Unusual Case Reveals How Some Tumors Resist Immunotherapy

The intriguing case of a man with melanoma tumors that responded in different ways to the same checkpoint-blocking drug has yielded an important clue to the causes of resistance to immunotherapy treatments, according to Dana-Farber researchers. The findings could help guide the use of immunotherapy in individual patients.

The 74-year-old patient, described in a report in Cancer Discovery, had melanoma that had metastasized, sending cancer cells throughout the body and forming new tumors.
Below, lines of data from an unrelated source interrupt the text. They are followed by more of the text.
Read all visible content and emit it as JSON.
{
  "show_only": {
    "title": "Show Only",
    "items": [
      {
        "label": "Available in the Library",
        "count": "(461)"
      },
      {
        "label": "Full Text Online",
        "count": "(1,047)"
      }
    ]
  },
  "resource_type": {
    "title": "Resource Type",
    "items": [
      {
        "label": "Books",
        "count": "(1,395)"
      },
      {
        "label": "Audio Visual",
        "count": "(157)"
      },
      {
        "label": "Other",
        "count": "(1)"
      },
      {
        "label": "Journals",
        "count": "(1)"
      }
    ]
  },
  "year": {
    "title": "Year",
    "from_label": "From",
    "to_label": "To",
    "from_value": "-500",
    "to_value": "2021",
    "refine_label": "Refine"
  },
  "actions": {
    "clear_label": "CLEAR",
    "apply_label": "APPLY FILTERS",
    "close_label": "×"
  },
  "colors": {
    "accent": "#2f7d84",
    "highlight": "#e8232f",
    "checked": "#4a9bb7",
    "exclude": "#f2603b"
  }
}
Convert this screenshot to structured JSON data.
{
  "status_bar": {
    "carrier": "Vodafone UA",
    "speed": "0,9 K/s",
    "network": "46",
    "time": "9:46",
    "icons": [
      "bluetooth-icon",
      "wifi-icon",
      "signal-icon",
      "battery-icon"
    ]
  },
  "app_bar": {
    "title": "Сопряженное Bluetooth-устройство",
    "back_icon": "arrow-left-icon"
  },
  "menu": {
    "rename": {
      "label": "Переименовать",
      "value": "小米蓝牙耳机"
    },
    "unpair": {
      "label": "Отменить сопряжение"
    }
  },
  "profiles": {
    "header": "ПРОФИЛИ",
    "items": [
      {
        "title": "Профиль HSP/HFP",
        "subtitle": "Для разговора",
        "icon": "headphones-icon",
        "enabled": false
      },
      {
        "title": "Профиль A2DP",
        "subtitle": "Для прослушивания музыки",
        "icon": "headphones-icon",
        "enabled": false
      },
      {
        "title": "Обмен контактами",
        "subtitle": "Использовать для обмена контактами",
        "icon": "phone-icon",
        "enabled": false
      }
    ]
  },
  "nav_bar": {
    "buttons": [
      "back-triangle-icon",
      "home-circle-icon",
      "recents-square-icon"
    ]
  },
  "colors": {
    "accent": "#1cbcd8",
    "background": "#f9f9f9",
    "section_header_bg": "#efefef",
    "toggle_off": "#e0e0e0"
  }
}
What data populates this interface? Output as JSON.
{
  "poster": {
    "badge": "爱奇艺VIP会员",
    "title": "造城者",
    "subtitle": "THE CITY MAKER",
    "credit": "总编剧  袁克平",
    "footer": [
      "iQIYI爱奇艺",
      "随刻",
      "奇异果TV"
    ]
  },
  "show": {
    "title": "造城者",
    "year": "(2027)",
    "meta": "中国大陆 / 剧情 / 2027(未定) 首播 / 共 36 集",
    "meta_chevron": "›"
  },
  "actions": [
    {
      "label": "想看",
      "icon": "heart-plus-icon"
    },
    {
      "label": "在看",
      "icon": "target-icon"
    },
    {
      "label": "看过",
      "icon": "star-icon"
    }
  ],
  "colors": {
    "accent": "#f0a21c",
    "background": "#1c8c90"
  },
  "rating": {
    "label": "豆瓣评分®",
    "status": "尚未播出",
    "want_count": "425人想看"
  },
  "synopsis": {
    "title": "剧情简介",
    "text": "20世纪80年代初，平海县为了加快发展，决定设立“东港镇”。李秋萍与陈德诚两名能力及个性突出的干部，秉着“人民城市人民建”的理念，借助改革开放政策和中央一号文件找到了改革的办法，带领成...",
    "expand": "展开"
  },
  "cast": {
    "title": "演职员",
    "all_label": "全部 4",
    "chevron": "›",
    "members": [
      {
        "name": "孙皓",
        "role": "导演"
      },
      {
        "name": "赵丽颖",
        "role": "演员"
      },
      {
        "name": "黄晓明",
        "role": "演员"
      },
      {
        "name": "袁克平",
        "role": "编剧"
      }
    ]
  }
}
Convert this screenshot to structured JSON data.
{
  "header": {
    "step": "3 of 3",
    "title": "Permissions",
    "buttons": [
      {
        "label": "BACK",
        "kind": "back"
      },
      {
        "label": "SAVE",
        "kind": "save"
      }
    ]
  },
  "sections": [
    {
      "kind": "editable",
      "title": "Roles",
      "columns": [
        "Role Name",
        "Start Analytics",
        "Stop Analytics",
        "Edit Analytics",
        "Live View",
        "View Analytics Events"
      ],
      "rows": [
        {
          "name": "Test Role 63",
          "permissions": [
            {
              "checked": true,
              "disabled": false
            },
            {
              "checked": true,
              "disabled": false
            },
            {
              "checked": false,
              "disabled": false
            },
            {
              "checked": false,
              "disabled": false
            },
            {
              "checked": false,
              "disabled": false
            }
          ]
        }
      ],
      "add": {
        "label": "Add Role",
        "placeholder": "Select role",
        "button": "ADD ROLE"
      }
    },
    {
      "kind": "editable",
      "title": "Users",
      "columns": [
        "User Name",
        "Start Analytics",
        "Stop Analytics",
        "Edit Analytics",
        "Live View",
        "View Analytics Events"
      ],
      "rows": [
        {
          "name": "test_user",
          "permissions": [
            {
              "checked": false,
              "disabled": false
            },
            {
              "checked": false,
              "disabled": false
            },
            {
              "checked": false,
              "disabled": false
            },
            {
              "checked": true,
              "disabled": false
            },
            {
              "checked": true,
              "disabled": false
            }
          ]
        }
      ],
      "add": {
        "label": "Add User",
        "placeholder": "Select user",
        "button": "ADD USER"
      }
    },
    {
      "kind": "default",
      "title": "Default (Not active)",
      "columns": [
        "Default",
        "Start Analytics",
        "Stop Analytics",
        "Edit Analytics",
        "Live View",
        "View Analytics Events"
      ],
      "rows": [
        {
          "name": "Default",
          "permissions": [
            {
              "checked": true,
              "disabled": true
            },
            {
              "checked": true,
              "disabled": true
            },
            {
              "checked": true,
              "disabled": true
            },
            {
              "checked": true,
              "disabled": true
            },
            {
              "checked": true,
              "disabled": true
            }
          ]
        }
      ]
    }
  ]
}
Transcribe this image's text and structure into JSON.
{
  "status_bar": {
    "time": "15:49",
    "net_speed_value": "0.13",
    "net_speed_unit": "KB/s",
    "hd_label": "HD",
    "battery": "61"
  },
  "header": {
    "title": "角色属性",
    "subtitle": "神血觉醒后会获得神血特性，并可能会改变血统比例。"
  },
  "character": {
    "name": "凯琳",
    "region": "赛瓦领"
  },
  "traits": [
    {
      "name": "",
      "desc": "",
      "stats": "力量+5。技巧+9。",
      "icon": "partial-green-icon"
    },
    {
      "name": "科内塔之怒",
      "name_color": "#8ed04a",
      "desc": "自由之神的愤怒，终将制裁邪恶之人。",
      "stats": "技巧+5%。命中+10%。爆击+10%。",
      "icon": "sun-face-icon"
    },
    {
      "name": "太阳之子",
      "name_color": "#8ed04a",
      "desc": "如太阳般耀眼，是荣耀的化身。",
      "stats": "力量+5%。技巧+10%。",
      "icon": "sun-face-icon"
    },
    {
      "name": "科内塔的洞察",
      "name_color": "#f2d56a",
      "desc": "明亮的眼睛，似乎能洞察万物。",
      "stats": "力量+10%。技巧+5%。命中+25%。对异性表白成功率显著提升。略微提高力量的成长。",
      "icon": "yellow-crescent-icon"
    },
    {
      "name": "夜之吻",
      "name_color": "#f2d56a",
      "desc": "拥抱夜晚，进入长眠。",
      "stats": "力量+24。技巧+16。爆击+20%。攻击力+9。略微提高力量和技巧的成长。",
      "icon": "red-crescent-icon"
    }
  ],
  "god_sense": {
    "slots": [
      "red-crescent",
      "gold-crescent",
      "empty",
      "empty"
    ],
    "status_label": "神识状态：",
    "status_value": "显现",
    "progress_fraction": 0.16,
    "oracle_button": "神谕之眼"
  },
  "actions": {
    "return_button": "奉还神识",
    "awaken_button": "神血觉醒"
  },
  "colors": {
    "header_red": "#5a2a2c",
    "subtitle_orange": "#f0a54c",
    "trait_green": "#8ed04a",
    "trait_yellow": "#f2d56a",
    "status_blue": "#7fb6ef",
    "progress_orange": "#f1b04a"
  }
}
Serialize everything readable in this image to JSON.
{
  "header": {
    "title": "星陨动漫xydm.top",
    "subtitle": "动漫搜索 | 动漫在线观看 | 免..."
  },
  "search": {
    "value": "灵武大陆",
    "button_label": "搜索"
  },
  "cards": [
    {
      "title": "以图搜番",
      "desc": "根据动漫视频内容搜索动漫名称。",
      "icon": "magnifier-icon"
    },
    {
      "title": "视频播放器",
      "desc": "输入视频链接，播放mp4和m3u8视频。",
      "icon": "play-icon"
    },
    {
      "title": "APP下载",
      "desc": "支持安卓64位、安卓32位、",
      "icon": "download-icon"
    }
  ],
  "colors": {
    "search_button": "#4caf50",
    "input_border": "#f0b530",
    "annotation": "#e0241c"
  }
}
His doctors prescribed pembrolizumab, a PD-1 immune checkpoint blocker, which unleashes the body’s immune forces against the tumors, and has been highly effective in some patients with advanced melanoma.

The researchers, led by Rizwan Haq, MD, PhD, note that immunotherapies, which have gained a central role in cancer therapy in the past few years, have “dramatically varied responses among different patients, or even among different tumors in the same patient.” The factors underlying these varied responses aren’t well understood and teasing out those factors is a major goal of the immunotherapy research field.

Rizwan Haq, MD, PhD.

An illuminating case

This patient with metastatic melanoma proved to be particularly interesting: The PD-1 blocker pembrolizumab prompted such a powerful attack by the man’s immune system that within 11 months, the tumors had disappeared — except for a single tumor on his adrenal gland that did not respond at all to the drug. This raised the question: What was different about this tumor that enabled it to escape the immune response triggered by the pembrolizumab? If the researchers could spot the difference, it might shed new light on cancer’s resistance to immune checkpoint blocker drugs.

The investigators’ strategy was to compare the genetic profile of the patient’s tumors that had responded to the pembrolizumab to the genetic profile of the single tumor that had resisted the drug. They performed whole-exome sequencing on a biopsy sample of the original tumor (which was sensitive to the drug) and on a biopsy sample of the resistant tumor.

Comparing the two genetic profiles, they found that the genomes of the original and the resistant tumors contained similar numbers of DNA mutations. But eventually they identified an important way in which the genomes differed. One of the mutations in the resistant tumor disabled the function of a known tumor-suppressor gene, FBXW7, while in the original, drug-sensitive cancer, FBXW7 was intact. Therefore, the scientists inferred, the loss of the FBXW7 gene might be what caused the resistant tumor’s ability to evade the immune system, and normal function of FBXW7 in a tumor might be necessary for the cancer to respond to PD-1 immune blockers.

To test this idea, the researchers deleted FBXW7 function in cells and in experimental animal models of melanoma. Sure enough, the studies showed that tumors lacking FBXW7 function were resistant to anti-PD-1 immunotherapy treatment. In addition, animals with tumors that lacked FBXW7 function had poorer survival. This, the authors say, for the first time “establishes a role for the tumor suppressor gene FBXW7 in anti-tumor immunity.”

Still to be determined, though, was how the loss of FBXW7 in tumor cells led to the failure of immune checkpoint inhibitor therapy. What the researchers discovered was that in the absence of FBXW7, the tumors lost their ability to respond to double-stranded RNA, which ordinarily triggers immune responses to viruses.        

“It will be of therapeutic interest to comprehensively understand the mechanisms by which the activation of viral sensing pathways promotes tumor immunity,” the authors say. “The findings provide further rationale for combining immune checkpoint blockade therapy with selected double-strand DNA or double strand RNA agonists to overcome resistance to immunotherapy in genomically defined cancer patient populations.”